12月中旬にシャングリラから出るようになってしまった咳は、その後しばらく止まらなかった。
シャングリラを見終えると、僕は広西チワン族自治区に急いだ。数日後に広西チワン族自治区にある桂林からアメリカへと飛ぶ予定になっていたからだ。ただ雲南省の奥地・シャングリラから陸路で広西チワン族自治区まで行くのは遠すぎるので、シャングリラの隣町・麗江から飛行機に乗った。着いた町は桂林ではなく、広西チワン族自治区の首府・南寧。時間は全然なかったが、桂林に行く前に中国とベトナム国境近くにある世界遺産・花山岩画を見に行きたかった。そして、飛行機に間に合うかビクビクしながらも、花山岩画を見て、南寧の海鮮夜市を楽しみ、夜行列車で桂林に着くことができた。

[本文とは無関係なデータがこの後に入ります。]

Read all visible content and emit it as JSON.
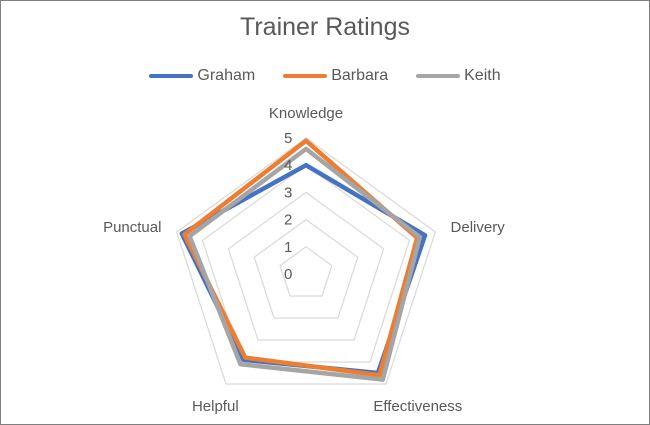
{
  "chart_data": {
    "type": "radar",
    "title": "Trainer Ratings",
    "categories": [
      "Knowledge",
      "Delivery",
      "Effectiveness",
      "Helpful",
      "Punctual"
    ],
    "rmin": 0,
    "rmax": 5,
    "ticks": [
      "0",
      "1",
      "2",
      "3",
      "4",
      "5"
    ],
    "legend_position": "top",
    "grid": true,
    "series": [
      {
        "name": "Graham",
        "color": "#4472c4",
        "values": [
          4.0,
          4.6,
          4.5,
          3.9,
          4.8
        ]
      },
      {
        "name": "Barbara",
        "color": "#ed7d31",
        "values": [
          4.9,
          4.3,
          4.6,
          3.8,
          4.7
        ]
      },
      {
        "name": "Keith",
        "color": "#a5a5a5",
        "values": [
          4.6,
          4.4,
          4.8,
          4.1,
          4.5
        ]
      }
    ]
  }
}
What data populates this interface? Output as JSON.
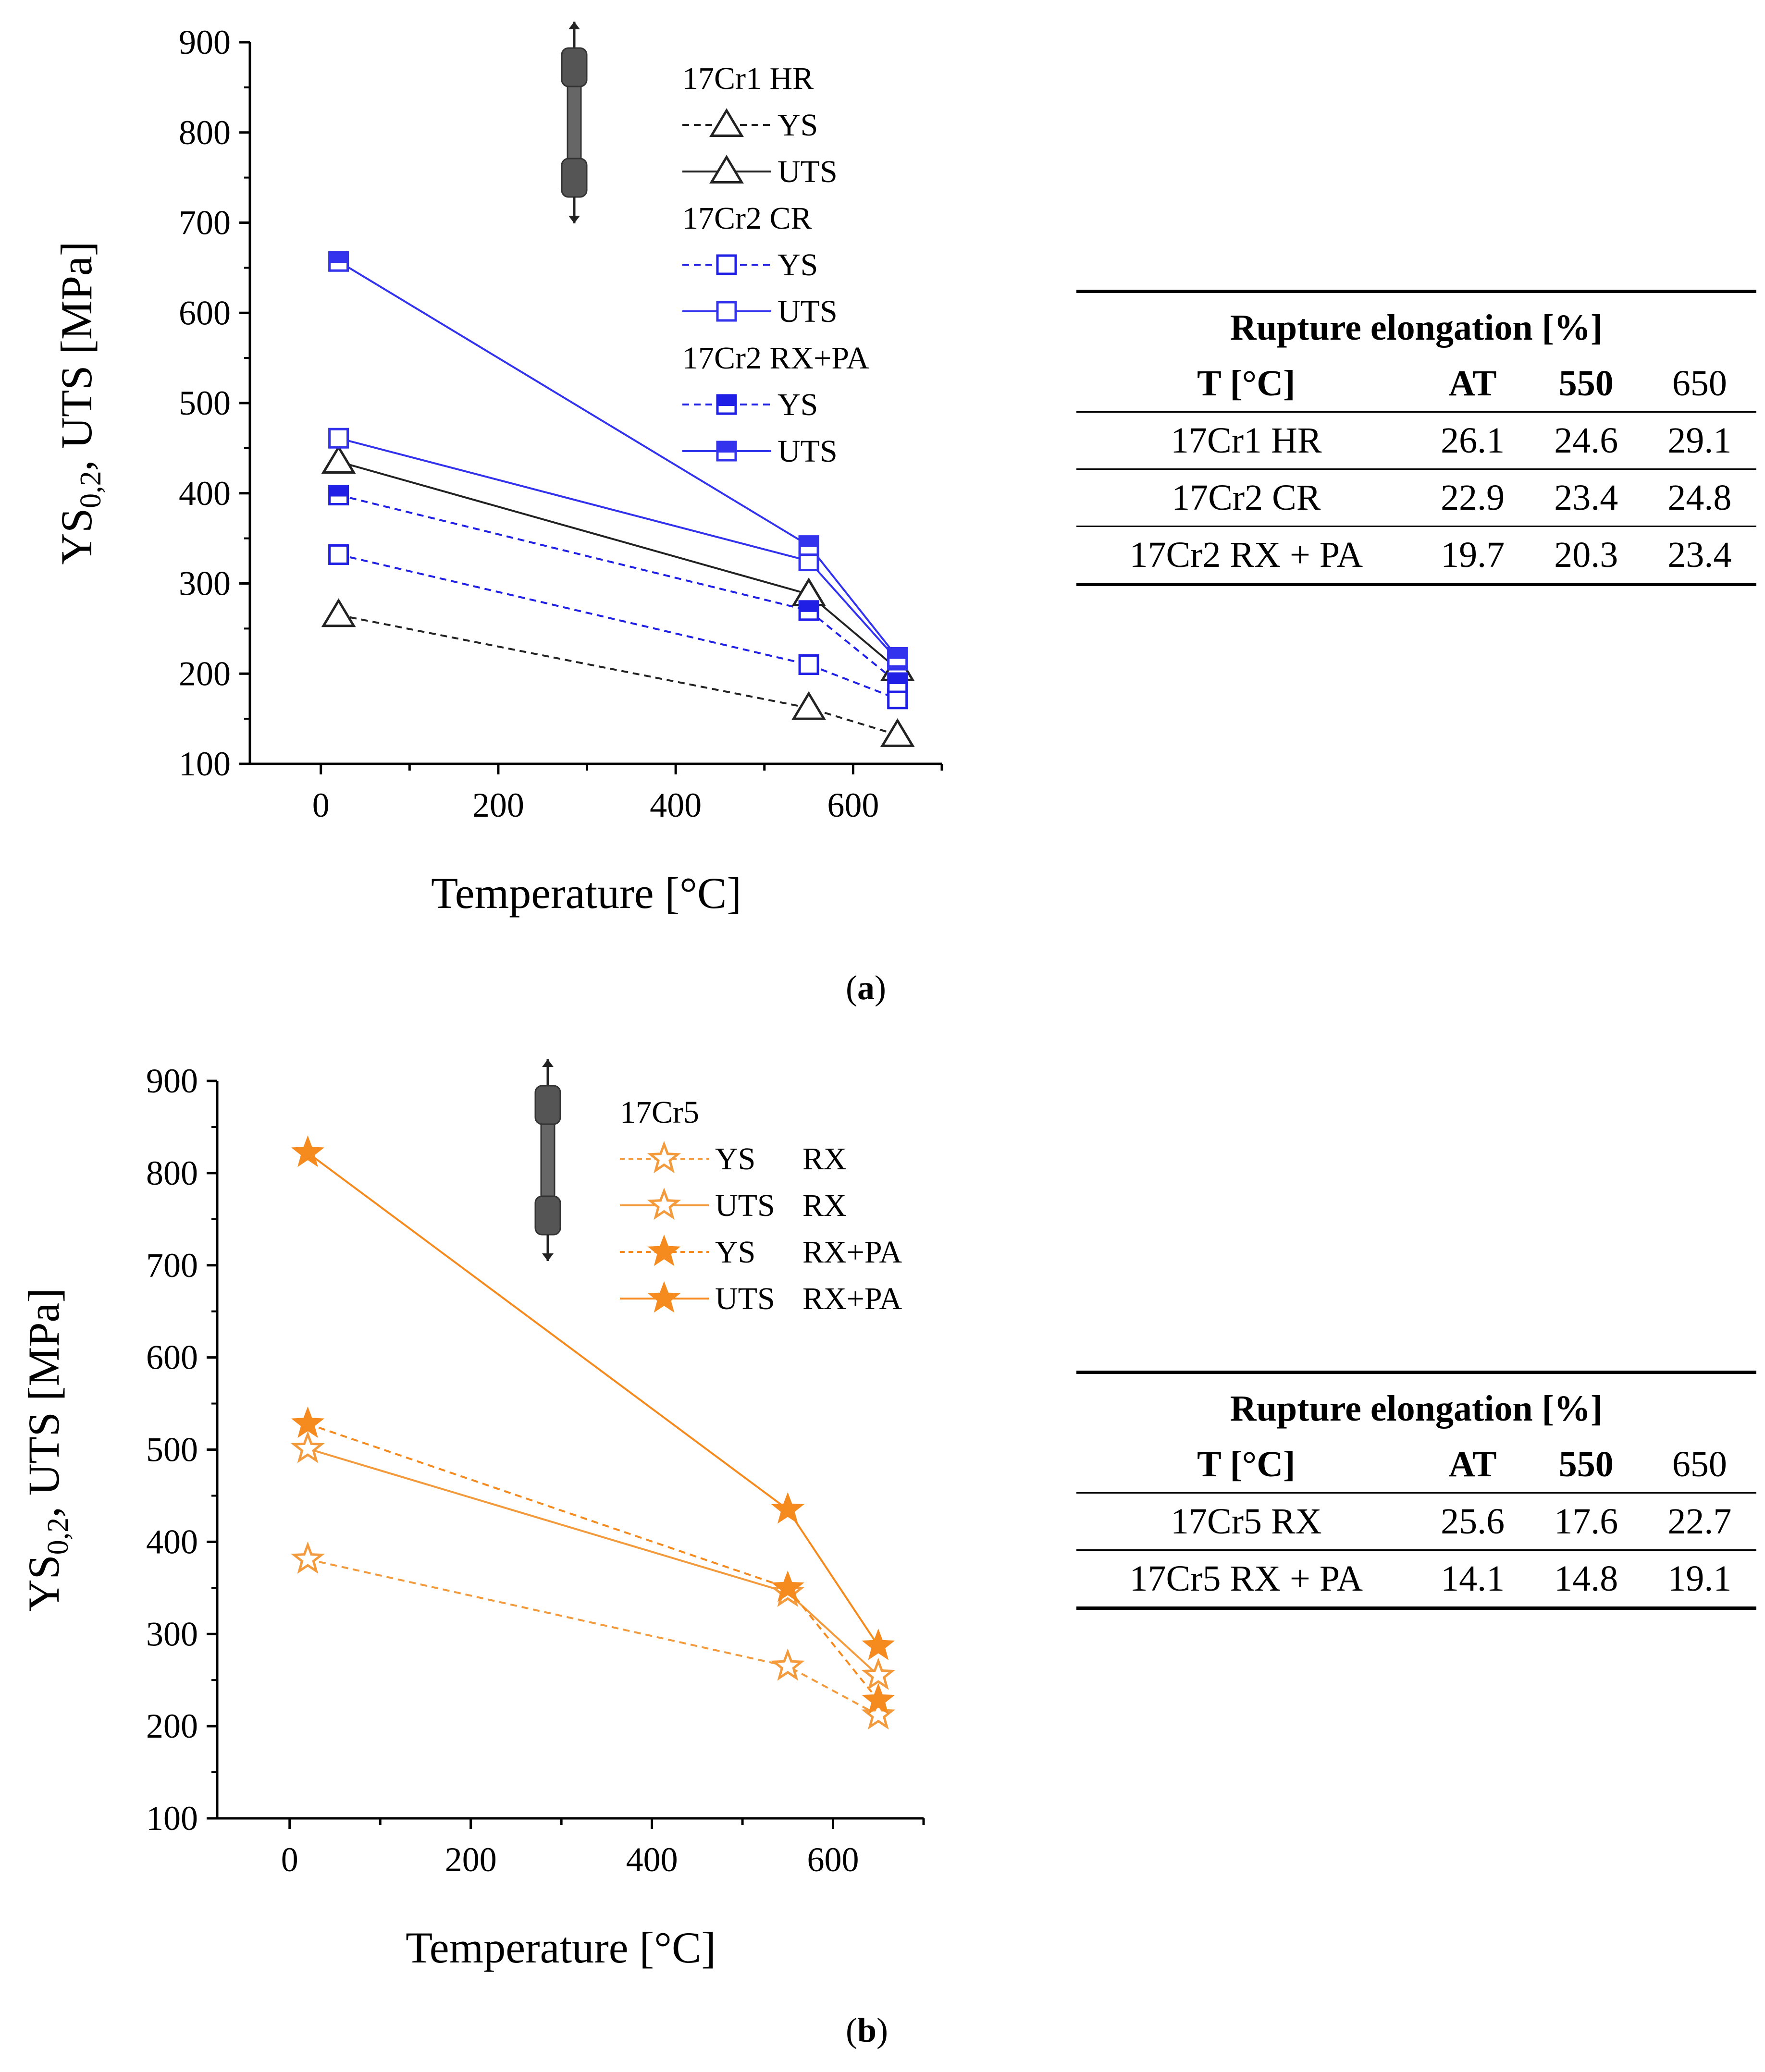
{
  "chart_data": [
    {
      "type": "line",
      "panel": "a",
      "xlabel": "Temperature [°C]",
      "ylabel_main": "YS",
      "ylabel_sub": "0,2",
      "ylabel_rest": ", UTS [MPa]",
      "xlim": [
        -80,
        700
      ],
      "ylim": [
        100,
        900
      ],
      "xticks": [
        0,
        200,
        400,
        600
      ],
      "yticks": [
        100,
        200,
        300,
        400,
        500,
        600,
        700,
        800,
        900
      ],
      "legend_title_groups": [
        "17Cr1 HR",
        "17Cr2 CR",
        "17Cr2 RX+PA"
      ],
      "series": [
        {
          "name": "YS",
          "group": "17Cr1 HR",
          "color": "#222222",
          "dash": true,
          "marker": "triangle",
          "x": [
            20,
            550,
            650
          ],
          "y": [
            265,
            162,
            132
          ]
        },
        {
          "name": "UTS",
          "group": "17Cr1 HR",
          "color": "#222222",
          "dash": false,
          "marker": "triangle",
          "x": [
            20,
            550,
            650
          ],
          "y": [
            435,
            288,
            205
          ]
        },
        {
          "name": "YS",
          "group": "17Cr2 CR",
          "color": "#1f1fe6",
          "dash": true,
          "marker": "square-open",
          "x": [
            20,
            550,
            650
          ],
          "y": [
            332,
            210,
            172
          ]
        },
        {
          "name": "UTS",
          "group": "17Cr2 CR",
          "color": "#3333ee",
          "dash": false,
          "marker": "square-open",
          "x": [
            20,
            550,
            650
          ],
          "y": [
            461,
            325,
            215
          ]
        },
        {
          "name": "YS",
          "group": "17Cr2 RX+PA",
          "color": "#1f1fe6",
          "dash": true,
          "marker": "square-half",
          "x": [
            20,
            550,
            650
          ],
          "y": [
            398,
            270,
            190
          ]
        },
        {
          "name": "UTS",
          "group": "17Cr2 RX+PA",
          "color": "#3333ee",
          "dash": false,
          "marker": "square-half",
          "x": [
            20,
            550,
            650
          ],
          "y": [
            657,
            342,
            218
          ]
        }
      ]
    },
    {
      "type": "line",
      "panel": "b",
      "xlabel": "Temperature [°C]",
      "ylabel_main": "YS",
      "ylabel_sub": "0,2",
      "ylabel_rest": ", UTS [MPa]",
      "xlim": [
        -80,
        700
      ],
      "ylim": [
        100,
        900
      ],
      "xticks": [
        0,
        200,
        400,
        600
      ],
      "yticks": [
        100,
        200,
        300,
        400,
        500,
        600,
        700,
        800,
        900
      ],
      "legend_title": "17Cr5",
      "series": [
        {
          "name": "YS",
          "cond": "RX",
          "color": "#f39a3c",
          "dash": true,
          "marker": "star-open",
          "x": [
            20,
            550,
            650
          ],
          "y": [
            381,
            265,
            212
          ]
        },
        {
          "name": "UTS",
          "cond": "RX",
          "color": "#f39a3c",
          "dash": false,
          "marker": "star-open",
          "x": [
            20,
            550,
            650
          ],
          "y": [
            501,
            345,
            255
          ]
        },
        {
          "name": "YS",
          "cond": "RX+PA",
          "color": "#f58a1f",
          "dash": true,
          "marker": "star-filled",
          "x": [
            20,
            550,
            650
          ],
          "y": [
            528,
            350,
            228
          ]
        },
        {
          "name": "UTS",
          "cond": "RX+PA",
          "color": "#f58a1f",
          "dash": false,
          "marker": "star-filled",
          "x": [
            20,
            550,
            650
          ],
          "y": [
            822,
            435,
            287
          ]
        }
      ]
    }
  ],
  "captions": {
    "a": "a",
    "b": "b"
  },
  "tables": {
    "a": {
      "title": "Rupture elongation [%]",
      "header": [
        "T [°C]",
        "AT",
        "550",
        "650"
      ],
      "rows": [
        [
          "17Cr1 HR",
          "26.1",
          "24.6",
          "29.1"
        ],
        [
          "17Cr2 CR",
          "22.9",
          "23.4",
          "24.8"
        ],
        [
          "17Cr2 RX + PA",
          "19.7",
          "20.3",
          "23.4"
        ]
      ]
    },
    "b": {
      "title": "Rupture elongation [%]",
      "header": [
        "T [°C]",
        "AT",
        "550",
        "650"
      ],
      "rows": [
        [
          "17Cr5 RX",
          "25.6",
          "17.6",
          "22.7"
        ],
        [
          "17Cr5 RX + PA",
          "14.1",
          "14.8",
          "19.1"
        ]
      ]
    }
  }
}
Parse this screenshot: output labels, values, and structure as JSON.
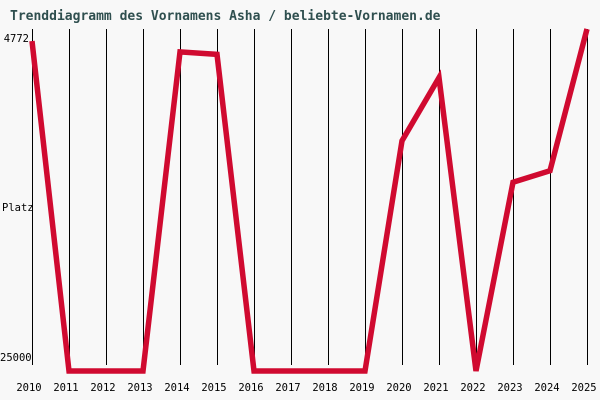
{
  "page": {
    "title": "Trenddiagramm des Vornamens Asha / beliebte-Vornamen.de"
  },
  "colors": {
    "background": "#f8f8f8",
    "title_text": "#2f4f4f",
    "axis_text": "#000000",
    "gridline": "#000000",
    "line": "#d00a30"
  },
  "chart_data": {
    "type": "line",
    "title": "Trenddiagramm des Vornamens Asha / beliebte-Vornamen.de",
    "ylabel": "Platz",
    "grid": "vertical-only",
    "legend": "none",
    "y_axis": {
      "top_label": "4772",
      "bottom_label": "25000",
      "top_value": 4772,
      "bottom_value": 25000,
      "inverted_rank_axis": true
    },
    "categories": [
      "2010",
      "2011",
      "2012",
      "2013",
      "2014",
      "2015",
      "2016",
      "2017",
      "2018",
      "2019",
      "2020",
      "2021",
      "2022",
      "2023",
      "2024",
      "2025"
    ],
    "series": [
      {
        "name": "Asha",
        "color": "#d00a30",
        "values": [
          5500,
          null,
          null,
          null,
          6150,
          6300,
          null,
          null,
          null,
          null,
          11500,
          7700,
          null,
          14000,
          13300,
          4772
        ]
      }
    ],
    "values_estimated": true,
    "unranked_drawn_below_axis": true
  }
}
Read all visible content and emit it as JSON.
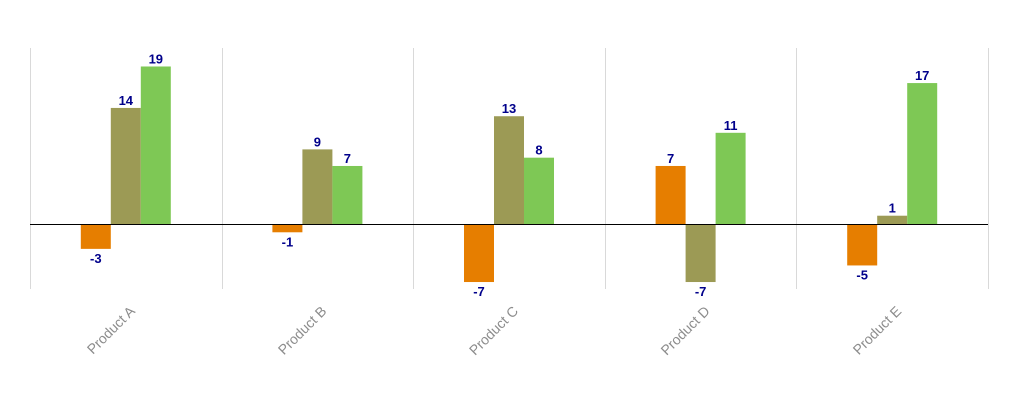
{
  "chart_data": {
    "type": "bar",
    "categories": [
      "Product A",
      "Product B",
      "Product C",
      "Product D",
      "Product E"
    ],
    "series": [
      {
        "values": [
          -3,
          -1,
          -7,
          7,
          -5
        ],
        "color": "#e67e00"
      },
      {
        "values": [
          14,
          9,
          13,
          -7,
          1
        ],
        "color": "#9c9a55"
      },
      {
        "values": [
          19,
          7,
          8,
          11,
          17
        ],
        "color": "#7ec855"
      }
    ],
    "title": "",
    "xlabel": "",
    "ylabel": "",
    "ylim": [
      -8,
      21
    ],
    "grid": {
      "vertical": true,
      "horizontal": false
    },
    "legend": "none",
    "label_color": "#00008b",
    "tick_label_color": "#8c8c8c",
    "tick_label_rotation": -45
  }
}
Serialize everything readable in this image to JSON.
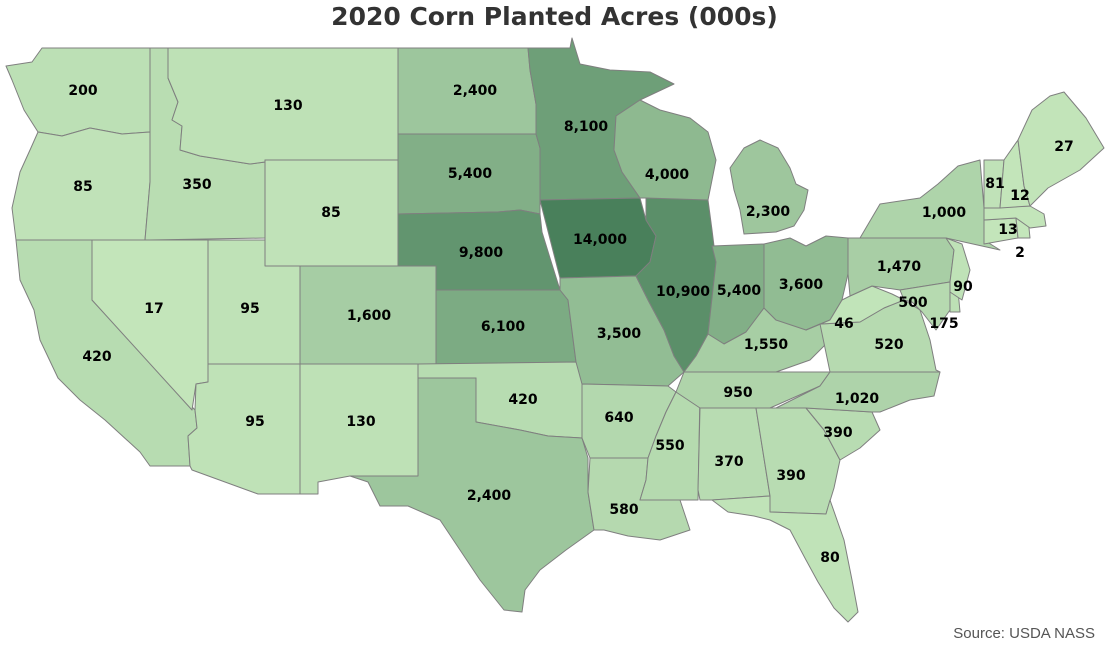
{
  "title": "2020 Corn Planted Acres (000s)",
  "source": "Source: USDA NASS",
  "colors": {
    "scale": [
      "#c4e6bb",
      "#49805b"
    ],
    "stroke": "#7f7f7f"
  },
  "map_data": {
    "metric": "Corn planted acres (000s)",
    "states": [
      {
        "state": "WA",
        "value": 200,
        "label": "200"
      },
      {
        "state": "OR",
        "value": 85,
        "label": "85"
      },
      {
        "state": "CA",
        "value": 420,
        "label": "420"
      },
      {
        "state": "ID",
        "value": 350,
        "label": "350"
      },
      {
        "state": "NV",
        "value": 17,
        "label": "17"
      },
      {
        "state": "MT",
        "value": 130,
        "label": "130"
      },
      {
        "state": "WY",
        "value": 85,
        "label": "85"
      },
      {
        "state": "UT",
        "value": 95,
        "label": "95"
      },
      {
        "state": "AZ",
        "value": 95,
        "label": "95"
      },
      {
        "state": "CO",
        "value": 1600,
        "label": "1,600"
      },
      {
        "state": "NM",
        "value": 130,
        "label": "130"
      },
      {
        "state": "ND",
        "value": 2400,
        "label": "2,400"
      },
      {
        "state": "SD",
        "value": 5400,
        "label": "5,400"
      },
      {
        "state": "NE",
        "value": 9800,
        "label": "9,800"
      },
      {
        "state": "KS",
        "value": 6100,
        "label": "6,100"
      },
      {
        "state": "OK",
        "value": 420,
        "label": "420"
      },
      {
        "state": "TX",
        "value": 2400,
        "label": "2,400"
      },
      {
        "state": "MN",
        "value": 8100,
        "label": "8,100"
      },
      {
        "state": "IA",
        "value": 14000,
        "label": "14,000"
      },
      {
        "state": "MO",
        "value": 3500,
        "label": "3,500"
      },
      {
        "state": "AR",
        "value": 640,
        "label": "640"
      },
      {
        "state": "LA",
        "value": 580,
        "label": "580"
      },
      {
        "state": "WI",
        "value": 4000,
        "label": "4,000"
      },
      {
        "state": "IL",
        "value": 10900,
        "label": "10,900"
      },
      {
        "state": "MS",
        "value": 550,
        "label": "550"
      },
      {
        "state": "MI",
        "value": 2300,
        "label": "2,300"
      },
      {
        "state": "IN",
        "value": 5400,
        "label": "5,400"
      },
      {
        "state": "KY",
        "value": 1550,
        "label": "1,550"
      },
      {
        "state": "TN",
        "value": 950,
        "label": "950"
      },
      {
        "state": "AL",
        "value": 370,
        "label": "370"
      },
      {
        "state": "OH",
        "value": 3600,
        "label": "3,600"
      },
      {
        "state": "GA",
        "value": 390,
        "label": "390"
      },
      {
        "state": "FL",
        "value": 80,
        "label": "80"
      },
      {
        "state": "SC",
        "value": 390,
        "label": "390"
      },
      {
        "state": "NC",
        "value": 1020,
        "label": "1,020"
      },
      {
        "state": "VA",
        "value": 520,
        "label": "520"
      },
      {
        "state": "WV",
        "value": 46,
        "label": "46"
      },
      {
        "state": "PA",
        "value": 1470,
        "label": "1,470"
      },
      {
        "state": "NY",
        "value": 1000,
        "label": "1,000"
      },
      {
        "state": "MD",
        "value": 500,
        "label": "500"
      },
      {
        "state": "DE",
        "value": 175,
        "label": "175"
      },
      {
        "state": "NJ",
        "value": 90,
        "label": "90"
      },
      {
        "state": "CT",
        "value": 13,
        "label": "13"
      },
      {
        "state": "RI",
        "value": 2,
        "label": "2"
      },
      {
        "state": "MA",
        "value": 12,
        "label": "12"
      },
      {
        "state": "VT",
        "value": 81,
        "label": "81"
      },
      {
        "state": "NH",
        "value": 12,
        "label": "12"
      },
      {
        "state": "ME",
        "value": 27,
        "label": "27"
      }
    ]
  }
}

広西チワン族自治区に来てからはとても気分が良かった。12月なのに暑くも感じるほど暖かく、Tシャツ1枚で外を歩き回れた。かなり海抜の高く寒かった雲南省の奥地とは大違いだった。
でも、のどの状態は変わらなかった。相変わらず、かなりダイナミックな咳がひっきりなしに出ていた。困ったなとは思っていたがただの咳だったので特に心配はしていなかった。周りの人も、僕が咳をしていても何も気にしていなかった。そして、とうとう僕はその状態で桂林からアメリカへと行く飛行機に乗った。
時は2019年12月20日。新型コロナウイルスなんて問題は誰も話していなかった。
シャングリラと麗江の間にある虎跳峡。高低差3000mもあるらしい超深い峡谷。5000m以上ある山の上には氷河があり、谷底には長江の上流が流れている。かなり寒かったが迫力のある絶景だった。トレッキングの聖地でもある。